Kaunos Antik Kenti, efsanesiyle dikkat çekiyor

Türkiye'nin tarım ve turizm kenti olarak bilinen Muğla'daki müze ve ören yerleri, bölgeye gelen turistlerin ilgi odağı oluyor.

  • 1636

Doğa güzellikleriyle ünlü ilçelerinde milyonlarca turist ağırlayan Muğla, tarihi zenginlikleriyle de ön plana çıkıyor.
Tatil planlarında tercihleri Muğla’dan yana olan turistler, deniz, kum ve güneşin yanında geçmişi binlerce yıl öncesine uzanan antik kentler ve müzeleri gezmek için de bölgeyi tercih ediyor.

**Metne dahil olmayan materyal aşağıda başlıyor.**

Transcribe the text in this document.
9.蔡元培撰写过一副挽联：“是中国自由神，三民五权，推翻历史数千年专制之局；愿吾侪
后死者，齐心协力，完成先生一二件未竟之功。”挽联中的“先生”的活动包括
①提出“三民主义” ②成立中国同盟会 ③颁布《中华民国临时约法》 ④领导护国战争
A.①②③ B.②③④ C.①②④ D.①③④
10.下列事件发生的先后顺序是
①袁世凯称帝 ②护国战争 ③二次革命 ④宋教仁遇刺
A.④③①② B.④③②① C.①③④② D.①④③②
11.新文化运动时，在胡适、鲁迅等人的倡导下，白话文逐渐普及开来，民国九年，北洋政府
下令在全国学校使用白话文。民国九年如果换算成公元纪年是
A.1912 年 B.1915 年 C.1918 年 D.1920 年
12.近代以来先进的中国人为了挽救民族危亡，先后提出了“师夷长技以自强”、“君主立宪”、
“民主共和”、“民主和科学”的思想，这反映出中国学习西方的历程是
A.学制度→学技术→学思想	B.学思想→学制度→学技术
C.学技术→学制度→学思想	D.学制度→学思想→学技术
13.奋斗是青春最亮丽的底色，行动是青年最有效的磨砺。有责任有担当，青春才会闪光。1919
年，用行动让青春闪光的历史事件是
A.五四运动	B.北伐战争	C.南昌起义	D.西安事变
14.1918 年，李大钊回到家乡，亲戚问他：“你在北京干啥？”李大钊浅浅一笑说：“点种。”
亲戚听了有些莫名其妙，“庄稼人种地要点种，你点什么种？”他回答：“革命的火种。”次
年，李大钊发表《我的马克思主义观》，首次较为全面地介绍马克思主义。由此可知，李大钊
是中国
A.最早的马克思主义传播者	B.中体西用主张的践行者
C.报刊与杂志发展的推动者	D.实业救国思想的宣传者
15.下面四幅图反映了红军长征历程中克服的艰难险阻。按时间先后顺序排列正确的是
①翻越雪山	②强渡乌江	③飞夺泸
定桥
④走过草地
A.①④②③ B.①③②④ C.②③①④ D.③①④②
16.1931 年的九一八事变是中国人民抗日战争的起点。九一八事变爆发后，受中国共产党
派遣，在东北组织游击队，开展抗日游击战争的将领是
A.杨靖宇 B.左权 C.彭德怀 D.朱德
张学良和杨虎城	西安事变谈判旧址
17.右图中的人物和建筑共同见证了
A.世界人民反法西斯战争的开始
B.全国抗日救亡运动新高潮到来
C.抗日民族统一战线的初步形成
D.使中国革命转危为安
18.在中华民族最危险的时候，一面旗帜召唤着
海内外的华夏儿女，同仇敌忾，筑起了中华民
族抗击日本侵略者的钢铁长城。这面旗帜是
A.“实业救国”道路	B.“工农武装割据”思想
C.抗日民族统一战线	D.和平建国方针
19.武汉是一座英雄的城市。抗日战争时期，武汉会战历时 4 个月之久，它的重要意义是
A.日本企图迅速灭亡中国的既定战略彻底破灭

Tatil rotası Muğla olan turistlerin tercihleri arasında Türkiye'de bulunan önemli tarihi mekanlardan birisi konumunda olan Kaunos Antik Kenti Dalyan Çayının karşı kısmında bulunan Çandır Köyü içerisinde bulunmaktadır. Likya ve Karya döneminde bölgede tuz üretimi yapılırdı. Ticaret de oldukça gelişmişti. Kaunos Antik Kenti bir liman şehriydi. Kaunos bölgede ekonomik güce sahip olan ve kendi adına para bastıran Miletos'un oğludur. Yapılan kazı çalışmaları gösteriyor ki bölgedeki ilk yerleşim M.Ö. 10. yüzyıla dayanmaktadır.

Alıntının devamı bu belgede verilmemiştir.